Depuis le début de janvier, un épisode de froid intense a provoqué une formation massive de glace sur le fleuve Elbe, perturbant fortement la navigation dans le nord de l’Allemagne. Ce phénomène naturel, amplifié par une chute brutale des températures, suscite des inquiétudes sur les risques d’inondations dans la région.
Ce qui se passe sur l’Elbe et pourquoi ça bloque
L’Elbe, fleuve emblématique de l’Allemagne, est au centre de toutes les attentions à cause d’une paralysie inédite de sa navigation fluviale. Le point critique se trouve à 50 km en amont de Hambourg, surtout au pied du barrage de Geesthacht, où la glace a recouvert toute la largeur du fleuve — plus de 300 m.
Les remous au pied du barrage ont favorisé l’accumulation des plaques de glace, qui en quelques jours ont formé des amas atteignant jusqu’à 10 m de haut. Cette situation résulte d’un épisode de froid marqué, avec des températures tombant jusqu’à -15 °C pendant la nuit du 10 et du 11 janvier.

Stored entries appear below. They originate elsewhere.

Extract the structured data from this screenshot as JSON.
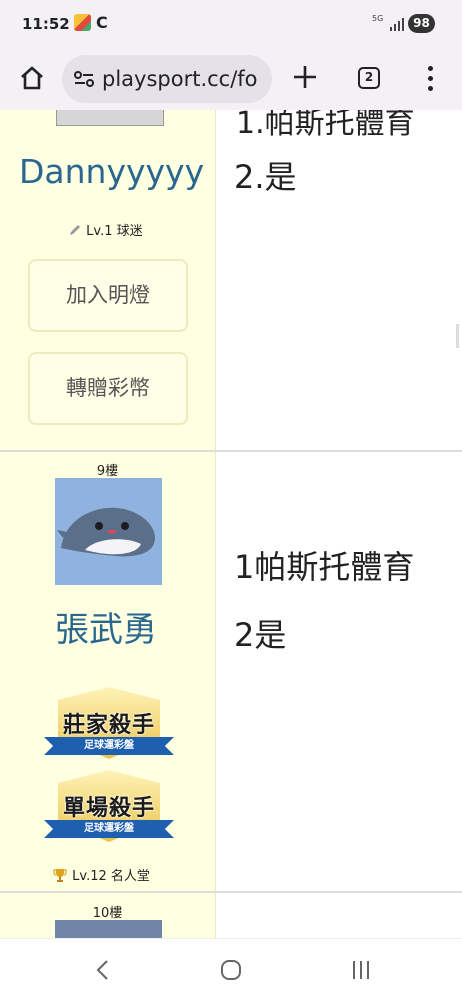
{
  "status_bar": {
    "time": "11:52",
    "app_letter": "C",
    "network": "5G",
    "battery": "98"
  },
  "browser": {
    "url": "playsport.cc/fo",
    "tab_count": "2"
  },
  "thread": {
    "top_post": {
      "partial_line": "1.帕斯托體育",
      "username": "Dannyyyyy",
      "level": "Lv.1 球迷",
      "buttons": [
        "加入明燈",
        "轉贈彩幣"
      ],
      "lines": [
        "2.是"
      ]
    },
    "post_9": {
      "floor": "9樓",
      "username": "張武勇",
      "badges": [
        {
          "title": "莊家殺手",
          "subtitle": "足球運彩盤"
        },
        {
          "title": "單場殺手",
          "subtitle": "足球運彩盤"
        }
      ],
      "level": "Lv.12 名人堂",
      "lines": [
        "1帕斯托體育",
        "2是"
      ]
    },
    "post_10": {
      "floor": "10樓"
    }
  }
}
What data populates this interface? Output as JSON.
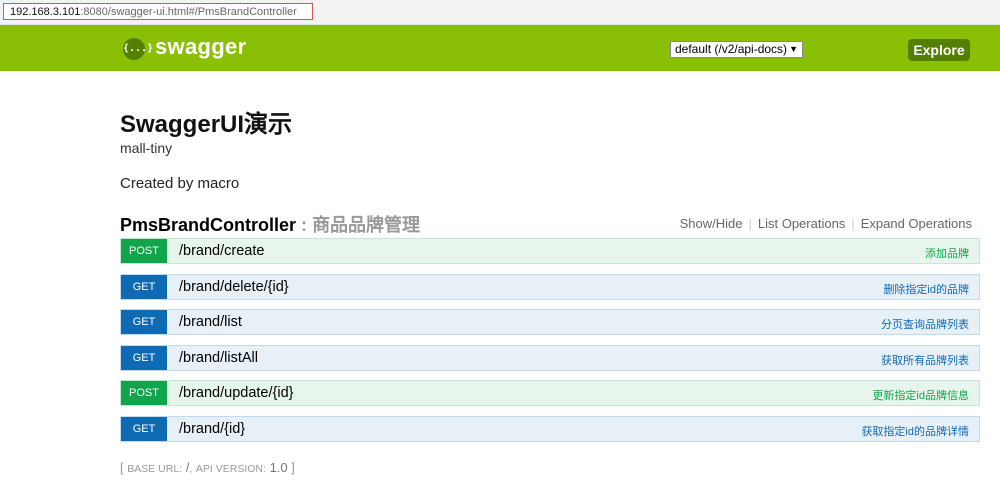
{
  "browser": {
    "url_host": "192.168.3.101",
    "url_rest": ":8080/swagger-ui.html#/PmsBrandController"
  },
  "header": {
    "logo_glyph": "{...}",
    "brand": "swagger",
    "spec_select": "default (/v2/api-docs)",
    "explore_label": "Explore",
    "colors": {
      "bar": "#89bf04",
      "explore": "#547f00"
    }
  },
  "info": {
    "title": "SwaggerUI演示",
    "subtitle": "mall-tiny",
    "created": "Created by macro"
  },
  "resource": {
    "name": "PmsBrandController",
    "separator": ":",
    "description": "商品品牌管理",
    "links": [
      "Show/Hide",
      "List Operations",
      "Expand Operations"
    ]
  },
  "operations": [
    {
      "method": "POST",
      "path": "/brand/create",
      "summary": "添加品牌"
    },
    {
      "method": "GET",
      "path": "/brand/delete/{id}",
      "summary": "删除指定id的品牌"
    },
    {
      "method": "GET",
      "path": "/brand/list",
      "summary": "分页查询品牌列表"
    },
    {
      "method": "GET",
      "path": "/brand/listAll",
      "summary": "获取所有品牌列表"
    },
    {
      "method": "POST",
      "path": "/brand/update/{id}",
      "summary": "更新指定id品牌信息"
    },
    {
      "method": "GET",
      "path": "/brand/{id}",
      "summary": "获取指定id的品牌详情"
    }
  ],
  "footer": {
    "open": "[",
    "base_label": "BASE URL:",
    "base_value": "/",
    "comma": ",",
    "version_label": "API VERSION:",
    "version_value": "1.0",
    "close": "]"
  }
}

Selon Tilman Treber, responsable de la navigation sur ce tronçon pour l’autorité des voies navigables (WSV), la météo a entraîné la formation d’une couche de glace de plusieurs dizaines de centimètres d’épaisseur. La navigation sur l’Elbe est interrompue depuis le 10 janvier, posant des défis logistiques importants pour le transport fluvial.
Ce qu’on met en place pour débloquer la situation
Pour limiter les conséquences de cette glaciation, une dizaine de navires brise-glace opèrent en amont du barrage de Geesthacht depuis près de deux semaines, explique Tilman Treber à l’AFP. Leur mission principale : fragmenter les plaques de glace pour rouvrir le passage et aussi pour contrer une possible montée dangereuse des eaux.
L’accumulation de glace au pied du barrage fait peser la menace d’inondations, ce qui accentue les préoccupations des autorités locales. Malgré les efforts déployés, Tilman Treber souligne qu’il reste impossible de dire quand la navigation pourra reprendre. « Les blocages actuels ne peuvent être évacués efficacement que lors du reflux, lorsque l’eau s’écoule vers la mer, » précise-t-il, en ajoutant que la reprise de la navigation dépendra fortement des conditions météorologiques à venir.